Article Debunks Connection Between Immigration and Crime

A recent article written by Florida International University Professor Ramiro Martinez, Jr. and published in The Criminologist entitled Crime and Immigration further debunks the idea that immigration legislation like that in Arizona will reduce crime.

Professor Martinez writes:

A prominent claim by politicians and anti-immigrant supporters is that SB 1070 is needed to fight immigrant crime given rising levels of violence. There is little if any systematic evidence to support this claim. Violent crime reported to the police and measured in victimization surveys has plummeted across the country since at least 1995 and that decrease is evident in places with large Latino and immigrant populations including the city of Phoenix Arizona (Phoenix Police Department, 2010; for more see Sampson 2008). In a forthcoming Criminology & Public Policy article, Lauritsen and Heimer (2010) report that serious violence victimization rates among White, Black and Latino males are several times lower now than when the National Crime Victimization Survey began in 1973 – trends made all the more remarkable when considered in the context of the dramatic rise in immigration over the past four decades.

The article also examines the premise that the communities on the border of Mexico are more violent than other non-border communities. Actually the opposite is true. Professor Martinez writes:

Some immigration opponents imply that the southwestern border is a dangerous place due to its location and proximity to Mexico. Again, empirical evidence raises doubt that the border is a hyper violent place (Martinez 2010). Consider the state of Texas
which shares the longest stretch of the U.S. border with Mexico.

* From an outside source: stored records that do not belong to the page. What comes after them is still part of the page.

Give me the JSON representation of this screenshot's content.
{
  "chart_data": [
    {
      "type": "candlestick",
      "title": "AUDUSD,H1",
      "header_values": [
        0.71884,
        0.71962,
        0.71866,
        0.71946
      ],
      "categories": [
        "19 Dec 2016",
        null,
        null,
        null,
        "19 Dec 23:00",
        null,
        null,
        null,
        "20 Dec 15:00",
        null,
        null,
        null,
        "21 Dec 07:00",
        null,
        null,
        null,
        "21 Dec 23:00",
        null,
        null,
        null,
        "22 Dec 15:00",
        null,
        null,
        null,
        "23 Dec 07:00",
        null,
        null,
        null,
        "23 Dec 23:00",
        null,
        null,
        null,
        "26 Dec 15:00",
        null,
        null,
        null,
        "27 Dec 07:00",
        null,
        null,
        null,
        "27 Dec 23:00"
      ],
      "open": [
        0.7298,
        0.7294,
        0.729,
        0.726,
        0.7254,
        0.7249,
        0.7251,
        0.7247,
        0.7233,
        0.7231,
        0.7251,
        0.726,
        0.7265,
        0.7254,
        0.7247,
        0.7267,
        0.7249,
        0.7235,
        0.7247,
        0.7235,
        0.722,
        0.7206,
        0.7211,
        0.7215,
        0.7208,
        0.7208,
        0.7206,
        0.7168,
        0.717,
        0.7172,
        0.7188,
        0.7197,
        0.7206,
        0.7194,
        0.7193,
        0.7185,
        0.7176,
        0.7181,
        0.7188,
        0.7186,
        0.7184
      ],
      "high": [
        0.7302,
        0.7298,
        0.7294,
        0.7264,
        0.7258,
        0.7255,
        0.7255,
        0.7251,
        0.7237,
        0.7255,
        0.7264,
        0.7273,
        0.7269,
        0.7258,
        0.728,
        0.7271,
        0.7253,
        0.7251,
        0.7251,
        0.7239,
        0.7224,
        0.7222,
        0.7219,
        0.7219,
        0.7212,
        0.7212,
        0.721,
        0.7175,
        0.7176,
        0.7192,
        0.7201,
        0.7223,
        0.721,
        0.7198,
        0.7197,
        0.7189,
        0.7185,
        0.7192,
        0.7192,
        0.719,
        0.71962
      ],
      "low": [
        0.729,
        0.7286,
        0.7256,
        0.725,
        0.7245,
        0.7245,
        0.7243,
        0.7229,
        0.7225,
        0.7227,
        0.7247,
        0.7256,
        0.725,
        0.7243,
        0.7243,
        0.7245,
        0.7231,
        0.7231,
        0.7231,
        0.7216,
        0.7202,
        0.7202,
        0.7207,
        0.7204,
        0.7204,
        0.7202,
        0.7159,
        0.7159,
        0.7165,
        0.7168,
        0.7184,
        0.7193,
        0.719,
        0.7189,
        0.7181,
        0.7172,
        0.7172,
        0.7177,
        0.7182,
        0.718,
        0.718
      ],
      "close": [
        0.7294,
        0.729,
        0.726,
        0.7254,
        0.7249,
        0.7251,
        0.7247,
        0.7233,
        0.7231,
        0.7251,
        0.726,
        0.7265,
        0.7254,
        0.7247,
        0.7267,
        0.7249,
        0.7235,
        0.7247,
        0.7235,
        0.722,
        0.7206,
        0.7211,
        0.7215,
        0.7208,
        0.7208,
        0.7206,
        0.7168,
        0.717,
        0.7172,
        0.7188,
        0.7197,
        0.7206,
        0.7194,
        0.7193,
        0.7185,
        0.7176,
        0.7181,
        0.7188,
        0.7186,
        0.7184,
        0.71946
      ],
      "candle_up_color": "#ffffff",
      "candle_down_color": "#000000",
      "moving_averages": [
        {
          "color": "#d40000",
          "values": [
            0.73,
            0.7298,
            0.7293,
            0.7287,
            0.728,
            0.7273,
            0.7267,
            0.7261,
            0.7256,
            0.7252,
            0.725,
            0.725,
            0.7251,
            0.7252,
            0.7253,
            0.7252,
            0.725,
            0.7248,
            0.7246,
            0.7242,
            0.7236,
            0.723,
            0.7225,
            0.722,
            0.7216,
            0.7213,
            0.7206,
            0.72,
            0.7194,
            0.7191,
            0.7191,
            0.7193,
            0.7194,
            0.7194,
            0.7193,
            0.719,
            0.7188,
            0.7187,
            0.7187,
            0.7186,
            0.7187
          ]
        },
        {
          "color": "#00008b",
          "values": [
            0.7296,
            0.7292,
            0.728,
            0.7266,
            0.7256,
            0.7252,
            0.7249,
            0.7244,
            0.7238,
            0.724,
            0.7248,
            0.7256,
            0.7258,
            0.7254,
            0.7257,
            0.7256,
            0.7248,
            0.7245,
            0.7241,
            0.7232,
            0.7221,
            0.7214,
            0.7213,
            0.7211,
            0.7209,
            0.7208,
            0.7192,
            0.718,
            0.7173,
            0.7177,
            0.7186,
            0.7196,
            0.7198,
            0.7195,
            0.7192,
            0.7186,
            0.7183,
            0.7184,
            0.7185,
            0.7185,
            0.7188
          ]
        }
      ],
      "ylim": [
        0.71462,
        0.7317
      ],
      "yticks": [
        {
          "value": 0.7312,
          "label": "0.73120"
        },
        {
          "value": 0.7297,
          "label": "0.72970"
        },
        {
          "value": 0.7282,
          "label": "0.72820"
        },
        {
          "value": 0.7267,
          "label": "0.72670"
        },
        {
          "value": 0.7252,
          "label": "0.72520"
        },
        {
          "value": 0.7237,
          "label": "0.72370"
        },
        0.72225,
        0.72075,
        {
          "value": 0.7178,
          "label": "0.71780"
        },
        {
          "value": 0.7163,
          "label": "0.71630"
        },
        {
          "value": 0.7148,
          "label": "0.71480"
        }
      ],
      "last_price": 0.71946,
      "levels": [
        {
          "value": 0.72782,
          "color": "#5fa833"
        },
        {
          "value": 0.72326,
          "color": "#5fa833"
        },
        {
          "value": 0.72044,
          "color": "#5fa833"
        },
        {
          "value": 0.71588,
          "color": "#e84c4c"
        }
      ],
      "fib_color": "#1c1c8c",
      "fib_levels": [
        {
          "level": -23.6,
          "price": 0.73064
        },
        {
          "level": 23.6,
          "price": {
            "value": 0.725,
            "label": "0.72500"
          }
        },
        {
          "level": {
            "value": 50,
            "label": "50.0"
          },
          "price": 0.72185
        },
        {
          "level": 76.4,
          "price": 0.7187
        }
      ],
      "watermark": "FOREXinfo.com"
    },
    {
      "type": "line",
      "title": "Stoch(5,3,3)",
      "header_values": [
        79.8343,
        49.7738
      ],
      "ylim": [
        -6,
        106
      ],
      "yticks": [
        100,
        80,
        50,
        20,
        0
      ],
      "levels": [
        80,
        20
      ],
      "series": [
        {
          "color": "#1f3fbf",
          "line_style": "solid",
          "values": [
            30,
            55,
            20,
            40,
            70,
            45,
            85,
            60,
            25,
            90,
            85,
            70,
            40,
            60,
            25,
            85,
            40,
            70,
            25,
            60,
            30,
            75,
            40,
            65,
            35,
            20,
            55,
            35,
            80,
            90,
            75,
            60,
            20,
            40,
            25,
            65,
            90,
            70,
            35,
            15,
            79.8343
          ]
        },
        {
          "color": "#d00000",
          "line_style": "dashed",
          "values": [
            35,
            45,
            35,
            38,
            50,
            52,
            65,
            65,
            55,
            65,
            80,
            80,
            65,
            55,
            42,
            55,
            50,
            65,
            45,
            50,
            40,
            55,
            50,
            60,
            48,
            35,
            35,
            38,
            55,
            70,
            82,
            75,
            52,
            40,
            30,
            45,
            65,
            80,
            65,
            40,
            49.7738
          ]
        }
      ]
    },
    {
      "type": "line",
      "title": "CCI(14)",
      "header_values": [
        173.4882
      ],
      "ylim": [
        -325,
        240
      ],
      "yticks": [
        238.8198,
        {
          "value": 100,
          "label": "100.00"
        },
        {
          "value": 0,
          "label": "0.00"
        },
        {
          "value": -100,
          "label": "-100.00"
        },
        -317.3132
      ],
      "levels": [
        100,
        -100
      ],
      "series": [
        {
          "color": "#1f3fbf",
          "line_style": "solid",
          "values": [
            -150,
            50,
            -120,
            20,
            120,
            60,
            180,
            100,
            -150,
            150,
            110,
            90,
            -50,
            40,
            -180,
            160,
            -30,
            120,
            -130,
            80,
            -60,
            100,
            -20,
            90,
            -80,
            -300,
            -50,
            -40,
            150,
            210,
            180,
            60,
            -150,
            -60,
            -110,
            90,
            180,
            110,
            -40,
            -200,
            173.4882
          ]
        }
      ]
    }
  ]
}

A recent examination of county-level homicide data demonstrates Texas border counties have significantly lower homicide rates than non-border counties and Texas counties with higher levels of immigration concentration had lower levels of homicide. Not only are Latino homicide rates lower in these areas, so are those of non-Latino Whites and Blacks. No compelling support was found for the claim that border areas are more violent due to proximity or immigration (Martinez 2010).